Il existe en revanche une double nouveauté de la loi qui est, elle, dépourvue d’ambiguïté :

  • d’une part, c’est désormais le juge des libertés et de la détention qui autorise la perquisition au cabinet ou au domicile d’un avocat, en justifiant de la proportionnalité de la mesure ;
  • d’autre part, il existe désormais un recours suspensif – devant le Président de la chambre de l’instruction – contre la décision du juge des libertés et de la détention qui s’est prononcé sur une contestation relative à la saisie d’un document.

Ce double garde-fou est bien sûr bienvenu.

Et concernant les exceptions prévues à l’article 56-1-2 du code de procédure pénale ?

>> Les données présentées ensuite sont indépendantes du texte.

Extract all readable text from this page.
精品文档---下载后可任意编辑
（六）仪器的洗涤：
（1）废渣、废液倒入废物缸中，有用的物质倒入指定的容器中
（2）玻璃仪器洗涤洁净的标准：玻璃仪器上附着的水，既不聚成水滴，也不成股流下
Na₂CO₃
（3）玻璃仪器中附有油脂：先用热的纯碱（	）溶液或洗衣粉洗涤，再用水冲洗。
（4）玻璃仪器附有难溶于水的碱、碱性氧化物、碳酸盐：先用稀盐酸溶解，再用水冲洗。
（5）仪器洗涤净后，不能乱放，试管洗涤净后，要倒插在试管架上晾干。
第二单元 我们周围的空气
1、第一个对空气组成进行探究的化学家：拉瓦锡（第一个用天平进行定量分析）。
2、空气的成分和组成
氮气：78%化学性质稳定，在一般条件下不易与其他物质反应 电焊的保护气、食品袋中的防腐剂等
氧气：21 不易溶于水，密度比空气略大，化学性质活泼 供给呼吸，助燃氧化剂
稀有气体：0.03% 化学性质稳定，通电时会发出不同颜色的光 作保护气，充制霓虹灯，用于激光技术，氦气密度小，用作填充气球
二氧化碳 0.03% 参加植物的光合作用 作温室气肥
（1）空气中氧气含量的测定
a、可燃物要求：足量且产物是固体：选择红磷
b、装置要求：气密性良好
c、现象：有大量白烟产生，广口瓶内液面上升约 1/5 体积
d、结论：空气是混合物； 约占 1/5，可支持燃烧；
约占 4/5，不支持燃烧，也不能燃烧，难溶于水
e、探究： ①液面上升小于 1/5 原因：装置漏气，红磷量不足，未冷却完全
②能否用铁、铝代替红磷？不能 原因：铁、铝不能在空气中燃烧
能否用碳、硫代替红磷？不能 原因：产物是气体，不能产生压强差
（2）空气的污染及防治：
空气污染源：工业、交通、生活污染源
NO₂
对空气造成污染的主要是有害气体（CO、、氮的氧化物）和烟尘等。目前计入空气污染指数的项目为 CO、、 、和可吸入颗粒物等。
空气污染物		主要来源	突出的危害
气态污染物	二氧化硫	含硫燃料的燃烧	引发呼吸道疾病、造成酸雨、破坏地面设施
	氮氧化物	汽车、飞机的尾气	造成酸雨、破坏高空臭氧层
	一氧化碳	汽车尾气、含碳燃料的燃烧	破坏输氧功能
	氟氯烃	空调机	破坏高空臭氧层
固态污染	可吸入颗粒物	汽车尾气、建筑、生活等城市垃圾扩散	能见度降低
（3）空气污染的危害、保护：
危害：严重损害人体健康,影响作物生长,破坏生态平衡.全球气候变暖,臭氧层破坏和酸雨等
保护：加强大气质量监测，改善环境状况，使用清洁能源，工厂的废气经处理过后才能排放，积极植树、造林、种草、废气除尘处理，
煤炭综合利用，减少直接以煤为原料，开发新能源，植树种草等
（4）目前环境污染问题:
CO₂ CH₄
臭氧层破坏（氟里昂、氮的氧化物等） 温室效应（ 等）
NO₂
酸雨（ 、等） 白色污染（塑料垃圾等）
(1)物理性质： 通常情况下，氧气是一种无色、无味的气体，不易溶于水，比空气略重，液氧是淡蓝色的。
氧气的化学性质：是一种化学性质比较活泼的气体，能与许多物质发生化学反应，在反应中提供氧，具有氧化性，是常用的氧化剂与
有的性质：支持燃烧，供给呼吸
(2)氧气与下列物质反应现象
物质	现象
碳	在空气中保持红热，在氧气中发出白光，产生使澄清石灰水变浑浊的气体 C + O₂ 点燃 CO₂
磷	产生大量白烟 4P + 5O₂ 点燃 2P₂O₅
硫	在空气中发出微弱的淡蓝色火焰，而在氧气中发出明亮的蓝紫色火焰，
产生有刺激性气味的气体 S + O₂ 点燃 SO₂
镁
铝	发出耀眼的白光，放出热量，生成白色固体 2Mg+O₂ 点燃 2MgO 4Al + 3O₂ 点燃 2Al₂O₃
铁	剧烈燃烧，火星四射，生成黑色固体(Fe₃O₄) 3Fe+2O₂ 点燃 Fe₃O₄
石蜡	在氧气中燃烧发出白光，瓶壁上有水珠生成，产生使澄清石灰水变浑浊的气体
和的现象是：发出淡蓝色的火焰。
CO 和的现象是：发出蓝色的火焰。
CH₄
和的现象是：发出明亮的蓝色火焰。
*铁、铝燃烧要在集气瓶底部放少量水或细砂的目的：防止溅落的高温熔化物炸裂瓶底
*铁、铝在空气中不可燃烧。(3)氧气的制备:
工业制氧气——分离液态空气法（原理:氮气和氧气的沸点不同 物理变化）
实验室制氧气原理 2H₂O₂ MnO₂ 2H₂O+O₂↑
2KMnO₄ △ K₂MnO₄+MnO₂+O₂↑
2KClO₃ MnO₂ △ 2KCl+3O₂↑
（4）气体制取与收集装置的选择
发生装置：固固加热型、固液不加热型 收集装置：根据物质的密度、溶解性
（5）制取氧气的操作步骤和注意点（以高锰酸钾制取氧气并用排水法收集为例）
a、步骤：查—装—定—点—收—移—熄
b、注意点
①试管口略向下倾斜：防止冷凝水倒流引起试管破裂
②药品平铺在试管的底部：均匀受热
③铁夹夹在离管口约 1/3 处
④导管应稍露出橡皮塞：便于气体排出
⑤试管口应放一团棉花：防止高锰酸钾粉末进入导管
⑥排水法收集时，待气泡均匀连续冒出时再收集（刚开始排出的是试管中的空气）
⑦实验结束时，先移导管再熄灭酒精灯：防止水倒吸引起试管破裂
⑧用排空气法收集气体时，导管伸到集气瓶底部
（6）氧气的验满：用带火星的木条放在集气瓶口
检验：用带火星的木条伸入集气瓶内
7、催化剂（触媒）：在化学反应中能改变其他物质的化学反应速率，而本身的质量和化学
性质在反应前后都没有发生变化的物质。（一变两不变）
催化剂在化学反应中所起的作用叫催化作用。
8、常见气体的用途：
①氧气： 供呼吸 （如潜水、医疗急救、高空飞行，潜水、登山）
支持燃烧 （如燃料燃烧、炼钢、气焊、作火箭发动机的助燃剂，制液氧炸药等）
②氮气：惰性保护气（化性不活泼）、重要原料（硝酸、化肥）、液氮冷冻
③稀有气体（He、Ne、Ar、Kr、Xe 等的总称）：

En pratique, le secret professionnel du conseil n'est « pas opposable aux mesures d'enquête ou d'instruction lorsque celles-ci sont relatives » à certaines infractions. Il s’agit de la fraude fiscale, du terrorisme, de la corruption, du trafic d’influence et du blanchiment de ces infractions. Quand un juriste lit une telle énumération (qui fait du reste un peu sursauter, lorsqu’on lit « fraude fiscale » à côté de « terrorisme », comme c’est désormais souvent le cas…), il tend l’oreille. Car toute énumération porte en elle trois écueils :

  • une énumération permet parfois de couvrir un champ tellement large que le principe peut être en grande partie vidé de sa substance. Le blanchiment de fraude fiscale étant souvent une infraction balai, cette crainte est ici présente avec une particulière acuité.
  • Chacune des catégories de l’énumération peut être interprétée plus ou moins largement.
  • Enfin, lorsqu’on énumère une série d’infractions, certains pourront toujours demander si d’autres ne devraient pas également rejoindre la liste. On peut craindre un effet boule de neige pour des raisons de cohérence, sous prétexte que tel ou tel délit, « aussi grave », qu’un de ceux ici listés, ne ferait pas partie de la liste.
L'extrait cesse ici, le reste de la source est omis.